Nos termos do artigo 422 do Código Civil, “Os contratantes são obrigados a guardar, assim na conclusão do contrato, como em sua execução, os princípios de probidade e boa-fé”.

O dispositivo, portanto, diz que os sujeitos devem agir com lealdade recíproca na fase pré-contratual, no momento da contratação e na sua execução.

Pelo exposto, a compreensão dos institutos decorrentes do princípio da boa-fé contratual verifica-se mais facilitada. Passemos a uma breve exposição dos institutos mais estudados na doutrina e citados na jurisprudência.

Vedação do venire contra factum proprium

Tal instituto veda que uma parte adote determinada conduta na relação contratual e, posteriormente, adote outra, contrária à primeira. Esse comportamento contraditório resulta em uma quebra de expectativa e de confiança, geradas na contratação. Desse modo, há uma violação ao princípio da boa-fé contratual.

Exemplo: Caio e Orlando celebram compra e venda de uma tela de um pintor famoso. Na execução do contrato, Caio aceita receber tela diversa da pactuada, do mesmo pintor. Posteriormente, ajuíza ação contra Orlando, alegando o inadimplemento do contrato, firmado na cláusula que descrevia o objeto da compra e venda.

Ora, Caio aquiesceu com o recebimento da coisa diversa no momento em que poderia tê-la rejeitado, de modo que não poderia adotar uma conduta no sentido oposto.

Supressio

Significa a “supressão” de um direito que não era exercido. Em outras palavras, não se admite que a parte que durante longo período deixou de exercer um direito que lhe era atribuído, venha a exercê-lo posteriormente.

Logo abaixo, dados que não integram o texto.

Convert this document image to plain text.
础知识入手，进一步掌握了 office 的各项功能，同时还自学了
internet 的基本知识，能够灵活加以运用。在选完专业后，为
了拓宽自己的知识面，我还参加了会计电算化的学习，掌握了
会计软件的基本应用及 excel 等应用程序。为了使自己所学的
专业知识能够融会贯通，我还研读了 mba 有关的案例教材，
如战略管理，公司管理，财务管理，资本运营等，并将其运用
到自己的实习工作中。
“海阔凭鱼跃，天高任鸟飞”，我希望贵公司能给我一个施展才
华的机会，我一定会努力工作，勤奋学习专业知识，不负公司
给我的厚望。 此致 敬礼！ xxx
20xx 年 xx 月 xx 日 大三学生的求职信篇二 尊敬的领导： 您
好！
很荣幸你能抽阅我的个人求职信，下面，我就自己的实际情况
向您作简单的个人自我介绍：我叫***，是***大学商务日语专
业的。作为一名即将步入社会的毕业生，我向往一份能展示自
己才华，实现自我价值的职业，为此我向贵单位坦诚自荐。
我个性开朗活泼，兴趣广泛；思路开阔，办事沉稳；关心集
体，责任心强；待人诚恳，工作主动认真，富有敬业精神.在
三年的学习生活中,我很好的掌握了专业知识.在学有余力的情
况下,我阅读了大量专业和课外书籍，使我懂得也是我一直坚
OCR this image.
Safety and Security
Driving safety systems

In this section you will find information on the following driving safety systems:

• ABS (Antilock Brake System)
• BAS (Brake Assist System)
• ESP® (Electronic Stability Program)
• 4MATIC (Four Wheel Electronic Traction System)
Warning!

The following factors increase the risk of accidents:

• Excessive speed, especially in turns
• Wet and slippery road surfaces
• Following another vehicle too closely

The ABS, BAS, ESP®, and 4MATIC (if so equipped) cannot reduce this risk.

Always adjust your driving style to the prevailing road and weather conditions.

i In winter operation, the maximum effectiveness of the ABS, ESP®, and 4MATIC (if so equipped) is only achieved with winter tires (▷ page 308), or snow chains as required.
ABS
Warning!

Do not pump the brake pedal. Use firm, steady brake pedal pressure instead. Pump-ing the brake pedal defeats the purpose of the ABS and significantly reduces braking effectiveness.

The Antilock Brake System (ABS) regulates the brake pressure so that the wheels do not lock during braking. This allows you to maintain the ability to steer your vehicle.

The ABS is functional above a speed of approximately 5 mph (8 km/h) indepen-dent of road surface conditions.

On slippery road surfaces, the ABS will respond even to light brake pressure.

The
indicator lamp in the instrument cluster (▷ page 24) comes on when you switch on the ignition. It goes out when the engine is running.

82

Como se vê, a supressio consiste numa particularização da vedação ao venire contra factum próprio. Nesse caso, o comportamento anterior – que não pode ser contrariado – consubstancia-se no mero não exercício do direito ou na tolerância da conduta diversa da que foi pactuada no contrato.

Exemplo: Maria e Lúcia, em contrato de locação, ajustam que o aluguel será pago à imobiliária que intermediou o contrato. Ocorre que, desde o primeiro mês, Maria paga o aluguel diretamente a Lúcia, que sempre a encontra no mercado próximo da casa de ambas. Tempos depois, Lúcia pretende forçar Maria a observar o local do pagamento – sede da imobiliária – estabelecido no contrato, porém sem êxito, vez que houve a supressio daquele direito, por força do princípio da boa-fé contratual.

Surrectio

Traduz o fenômeno no qual uma parte cria voluntariamente uma obrigação que não estava prevista no contrato, criando tacitamente um direito para a outra. Tal conduta se consolida na relação, de modo que o princípio da boa-fé não permite que a parte posteriormente se negue a cumprir a obrigação.

Trata-se, em suma, da outra face da supressio, uma vez que esta atua na extinção de um direito que se presume renunciado, enquanto que a surrectio atua no nascimento de um direito por ajuste tácito.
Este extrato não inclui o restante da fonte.